1768 : naissance du Dr Richard Meyer - un futur hôte de Goethe
Lorsque l'on parle d'Offenbach et de Johann Wolfgang Goethe, le regard se porte généralement sur le jeune Francfortois de 1775 et sa relation avec Lili Schönemann. Mais même à un âge avancé, il vint encore deux fois, maintenant déjà comme le grand vieux monsieur de Weimar. En 1814 en octobre et en 1815 en août, il prit le chemin de la place du marché d'Offenbach pour s'entretenir avec un citoyen de la ville. Sa destination était la Schwanen-Apotheke, dont le propriétaire, le Dr Bernhard Meyer, était auréolé de la gloire d'un scientifique.
Meyer, né en 1768 à Hanau, s'était installé en 1797 à Offenbach en tant que médecin et dentiste et avait également ouvert une pharmacie. Mais c'est en tant que naturaliste qu'il suscita l'intérêt de Goethe. C'est surtout en tant qu'ornithologue qu'il jouissait d'une grande renommée. En son honneur, une espèce de perroquet découverte en Afrique de l'Est a été baptisée "Psittacus Meyeri".
Goethe a noté à propos de sa première visite chez Meyer : "Dans ce lieu bien construit et chaque jour plus gai (Offenbach), la collection d'oiseaux empaillés de Monsieur le conseiller de la cour Meyer mérite toute l'attention". Goethe ajouta que Meyer employait une série d'artistes renommés pour illustrer les résultats de ses recherches.
La collection de Meyer devait en effet être remarquable. Elle constitue la base de l'actuel département d'ornithologie du musée d'histoire naturelle Senckenberg de Francfort. Pour pouvoir l'acquérir auprès de Mayer, le musée a dépensé en 1819 la coquette somme de 5000 florins.
Dans un livre paru en 1879, l'historien local Emil Pirazzi décrit la maison de Meyer sur la place du marché comme "l'un des lieux les plus accueillants de l'Offenbach de l'époque", avec une "sociabilité animée par l'esprit et l'humour". L'un des invités était fin 1802 l'écrivain Johann Gottfried Seume, encore lu aujourd'hui, auteur du livre de voyage historique et culturel "Spaziergang nach Syrakus". Seume avait effectivement fait l'aller-retour entre la Saxe et la Sicile, principalement à pied, en 16 mois. Offenbach se trouvait sur son chemin de retour d'Italie, qui menait à Leipzig en passant par Strasbourg, Mayence, Francfort et Fulda.

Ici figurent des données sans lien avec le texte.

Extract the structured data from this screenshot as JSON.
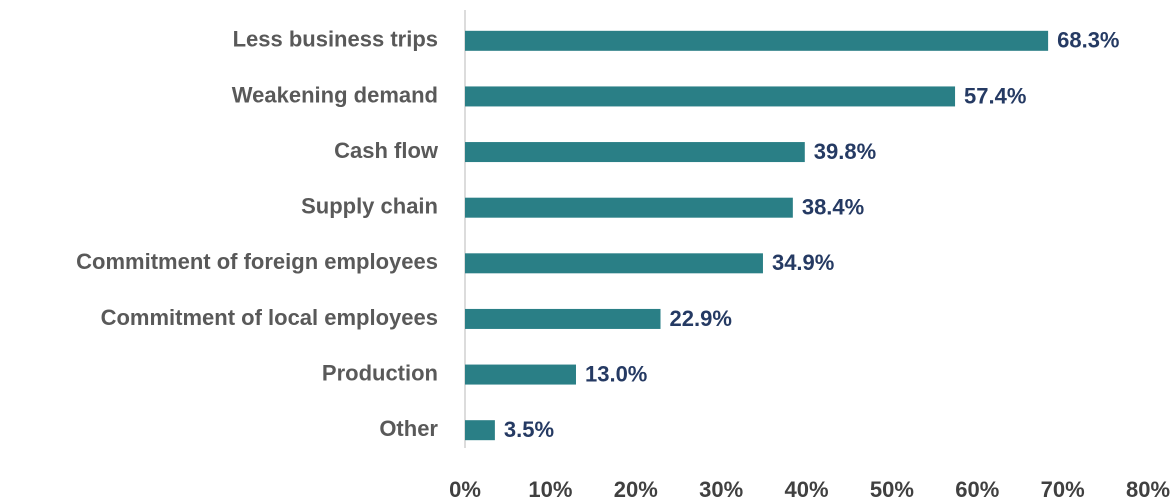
{
  "chart_data": {
    "type": "bar",
    "orientation": "horizontal",
    "categories": [
      "Less business trips",
      "Weakening demand",
      "Cash flow",
      "Supply chain",
      "Commitment of foreign employees",
      "Commitment of local employees",
      "Production",
      "Other"
    ],
    "values": [
      68.3,
      57.4,
      39.8,
      38.4,
      34.9,
      22.9,
      13.0,
      3.5
    ],
    "value_labels": [
      "68.3%",
      "57.4%",
      "39.8%",
      "38.4%",
      "34.9%",
      "22.9%",
      "13.0%",
      "3.5%"
    ],
    "color": "#2a7f86",
    "xlim": [
      0,
      80
    ],
    "xticks": [
      {
        "value": 0,
        "label": "0%"
      },
      {
        "value": 10,
        "label": "10%"
      },
      {
        "value": 20,
        "label": "20%"
      },
      {
        "value": 30,
        "label": "30%"
      },
      {
        "value": 40,
        "label": "40%"
      },
      {
        "value": 50,
        "label": "50%"
      },
      {
        "value": 60,
        "label": "60%"
      },
      {
        "value": 70,
        "label": "70%"
      },
      {
        "value": 80,
        "label": "80%"
      }
    ],
    "grid": false
  }
}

L'humour du pharmacien du Cygne est évoqué dans une histoire qui est restée connue à Offenbach pendant des décennies. Ce devait être au lendemain des guerres napoléoniennes, lorsque de nombreux Francfortois venaient assister aux célèbres bals costumés d'Offenbach dans la Komödienhaus de la Kirchgasse. Les Francfortois aimaient venir de l'autre côté de la frontière, car chez eux, de tels divertissements étaient souvent interdits.

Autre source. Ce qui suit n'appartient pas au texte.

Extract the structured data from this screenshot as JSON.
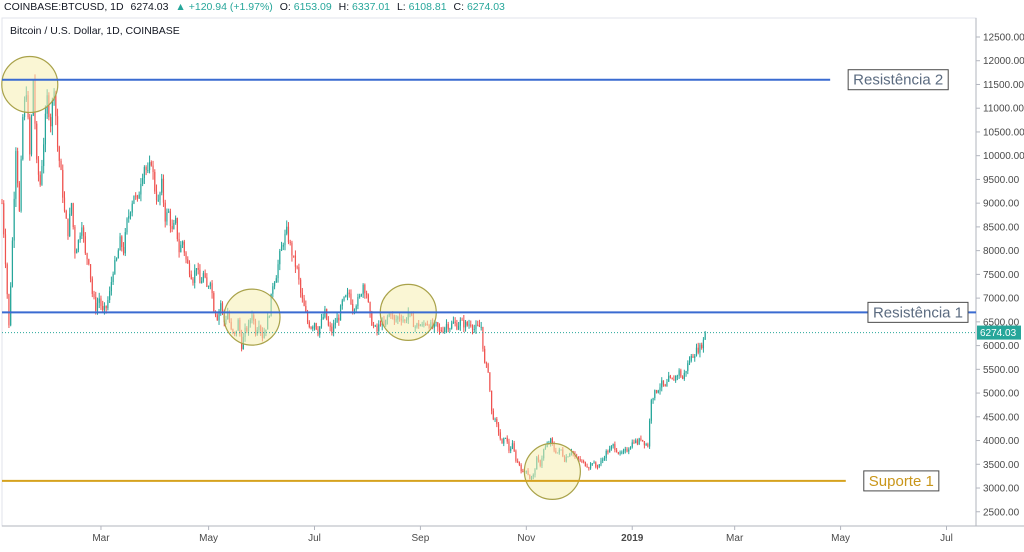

Lors de ces bals, il était d'usage d'égayer la danse par une sorte de foire avec des stands de vente. On pouvait y acheter des rafraîchissements et s'amuser avec toutes sortes de babioles. Comme le produit de telles ventes était généralement reversé aux pauvres, il était considéré comme particulièrement raffiné par les gens de qualité de tenir un tel stand.

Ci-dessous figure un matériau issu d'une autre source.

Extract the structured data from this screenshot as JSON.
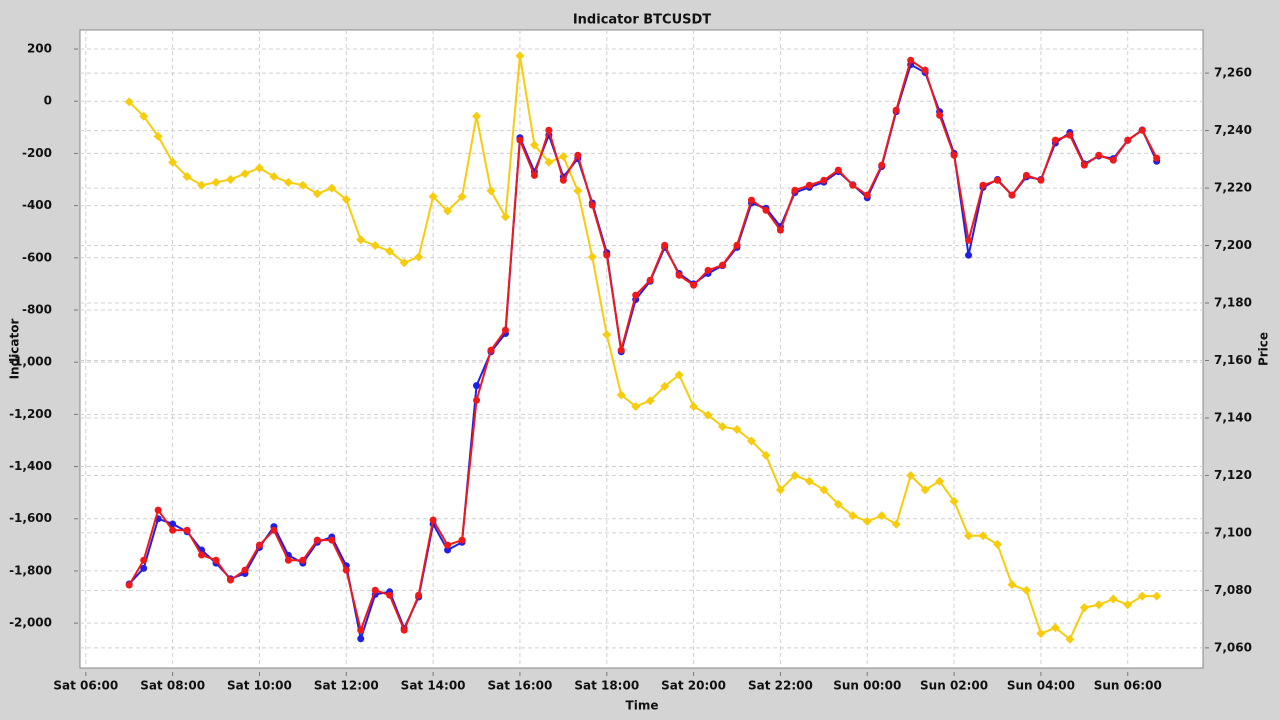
{
  "chart_data": {
    "type": "line",
    "title": "Indicator BTCUSDT",
    "x_label": "Time",
    "y_label": "Indicator",
    "y2_label": "Price",
    "x": [
      "Sat 07:00",
      "Sat 07:20",
      "Sat 07:40",
      "Sat 08:00",
      "Sat 08:20",
      "Sat 08:40",
      "Sat 09:00",
      "Sat 09:20",
      "Sat 09:40",
      "Sat 10:00",
      "Sat 10:20",
      "Sat 10:40",
      "Sat 11:00",
      "Sat 11:20",
      "Sat 11:40",
      "Sat 12:00",
      "Sat 12:20",
      "Sat 12:40",
      "Sat 13:00",
      "Sat 13:20",
      "Sat 13:40",
      "Sat 14:00",
      "Sat 14:20",
      "Sat 14:40",
      "Sat 15:00",
      "Sat 15:20",
      "Sat 15:40",
      "Sat 16:00",
      "Sat 16:20",
      "Sat 16:40",
      "Sat 17:00",
      "Sat 17:20",
      "Sat 17:40",
      "Sat 18:00",
      "Sat 18:20",
      "Sat 18:40",
      "Sat 19:00",
      "Sat 19:20",
      "Sat 19:40",
      "Sat 20:00",
      "Sat 20:20",
      "Sat 20:40",
      "Sat 21:00",
      "Sat 21:20",
      "Sat 21:40",
      "Sat 22:00",
      "Sat 22:20",
      "Sat 22:40",
      "Sat 23:00",
      "Sat 23:20",
      "Sat 23:40",
      "Sun 00:00",
      "Sun 00:20",
      "Sun 00:40",
      "Sun 01:00",
      "Sun 01:20",
      "Sun 01:40",
      "Sun 02:00",
      "Sun 02:20",
      "Sun 02:40",
      "Sun 03:00",
      "Sun 03:20",
      "Sun 03:40",
      "Sun 04:00",
      "Sun 04:20",
      "Sun 04:40",
      "Sun 05:00",
      "Sun 05:20",
      "Sun 05:40",
      "Sun 06:00",
      "Sun 06:20",
      "Sun 06:40"
    ],
    "series": [
      {
        "color": "#1f1fe6",
        "marker": "circle",
        "axis": "y",
        "values": [
          -1850,
          -1790,
          -1600,
          -1620,
          -1650,
          -1720,
          -1770,
          -1830,
          -1810,
          -1710,
          -1630,
          -1740,
          -1770,
          -1690,
          -1670,
          -1780,
          -2060,
          -1890,
          -1880,
          -2020,
          -1900,
          -1620,
          -1720,
          -1690,
          -1090,
          -960,
          -890,
          -140,
          -270,
          -130,
          -290,
          -220,
          -390,
          -580,
          -960,
          -760,
          -690,
          -560,
          -660,
          -700,
          -660,
          -630,
          -560,
          -390,
          -410,
          -480,
          -350,
          -330,
          -310,
          -270,
          -320,
          -370,
          -250,
          -40,
          140,
          110,
          -40,
          -200,
          -590,
          -330,
          -300,
          -360,
          -290,
          -300,
          -160,
          -120,
          -240,
          -210,
          -220,
          -150,
          -110,
          -230
        ]
      },
      {
        "color": "#f01818",
        "marker": "circle",
        "axis": "y",
        "values": [
          -1854,
          -1759,
          -1567,
          -1644,
          -1644,
          -1739,
          -1759,
          -1835,
          -1797,
          -1701,
          -1644,
          -1759,
          -1759,
          -1682,
          -1682,
          -1797,
          -2027,
          -1874,
          -1893,
          -2027,
          -1893,
          -1605,
          -1701,
          -1682,
          -1146,
          -954,
          -877,
          -149,
          -284,
          -111,
          -303,
          -207,
          -398,
          -590,
          -954,
          -743,
          -686,
          -552,
          -667,
          -705,
          -648,
          -628,
          -552,
          -379,
          -418,
          -494,
          -341,
          -322,
          -303,
          -264,
          -322,
          -360,
          -245,
          -34,
          157,
          119,
          -54,
          -207,
          -533,
          -322,
          -303,
          -360,
          -284,
          -303,
          -149,
          -130,
          -245,
          -207,
          -226,
          -149,
          -111,
          -218
        ]
      },
      {
        "color": "#f7cc0c",
        "marker": "diamond",
        "axis": "y2",
        "values": [
          7250,
          7245,
          7238,
          7229,
          7224,
          7221,
          7222,
          7223,
          7225,
          7227,
          7224,
          7222,
          7221,
          7218,
          7220,
          7216,
          7202,
          7200,
          7198,
          7194,
          7196,
          7217,
          7212,
          7217,
          7245,
          7219,
          7210,
          7266,
          7235,
          7229,
          7231,
          7219,
          7196,
          7169,
          7148,
          7144,
          7146,
          7151,
          7155,
          7144,
          7141,
          7137,
          7136,
          7132,
          7127,
          7115,
          7120,
          7118,
          7115,
          7110,
          7106,
          7104,
          7106,
          7103,
          7120,
          7115,
          7118,
          7111,
          7099,
          7099,
          7096,
          7082,
          7080,
          7065,
          7067,
          7063,
          7074,
          7075,
          7077,
          7075,
          7078,
          7078
        ]
      }
    ],
    "xlim": [
      "Sat 05:52",
      "Sun 07:44"
    ],
    "xticks": [
      "Sat 06:00",
      "Sat 08:00",
      "Sat 10:00",
      "Sat 12:00",
      "Sat 14:00",
      "Sat 16:00",
      "Sat 18:00",
      "Sat 20:00",
      "Sat 22:00",
      "Sun 00:00",
      "Sun 02:00",
      "Sun 04:00",
      "Sun 06:00"
    ],
    "ylim": [
      -2172,
      273
    ],
    "yticks": [
      {
        "value": -2000,
        "label": "-2,000"
      },
      {
        "value": -1800,
        "label": "-1,800"
      },
      {
        "value": -1600,
        "label": "-1,600"
      },
      {
        "value": -1400,
        "label": "-1,400"
      },
      {
        "value": -1200,
        "label": "-1,200"
      },
      {
        "value": -1000,
        "label": "-1,000"
      },
      -800,
      -600,
      -400,
      -200,
      0,
      200
    ],
    "y2lim": [
      7053,
      7275
    ],
    "y2ticks": [
      {
        "value": 7060,
        "label": "7,060"
      },
      {
        "value": 7080,
        "label": "7,080"
      },
      {
        "value": 7100,
        "label": "7,100"
      },
      {
        "value": 7120,
        "label": "7,120"
      },
      {
        "value": 7140,
        "label": "7,140"
      },
      {
        "value": 7160,
        "label": "7,160"
      },
      {
        "value": 7180,
        "label": "7,180"
      },
      {
        "value": 7200,
        "label": "7,200"
      },
      {
        "value": 7220,
        "label": "7,220"
      },
      {
        "value": 7240,
        "label": "7,240"
      },
      {
        "value": 7260,
        "label": "7,260"
      }
    ],
    "grid": true
  }
}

Ce soir-là, le conseiller de la cour Meyer avait également installé une table. Il y proposait des friandises de sa fabrication. Personne ne remarqua que le marchand de bonbons érudit s'empressa de disparaître après avoir écoulé la dernière pièce. Il ne disparut pas un instant trop tôt. Car celui qui avait goûté à ses produits était aussitôt atteint d'un malaise. Le docteur Meyer avait ajouté un puissant laxatif au sucre. Et dans la maison de la comédie, il n'y avait qu'une seule toilette.
Il n'est pas étonnant que l'incident ait gâché le bal. Les scènes qui se sont déroulées autour de la Kirchgasse échappent à toute description. Les victimes, toutes issues des milieux dits aisés, ont gardé la colère pendant des années. Les rires de ceux qui n'étaient pas concernés ont été entendus jusqu'à Fechenheim. Mais à sa mort en 1836, le docteur Meyer était redevenu depuis longtemps un homme respecté.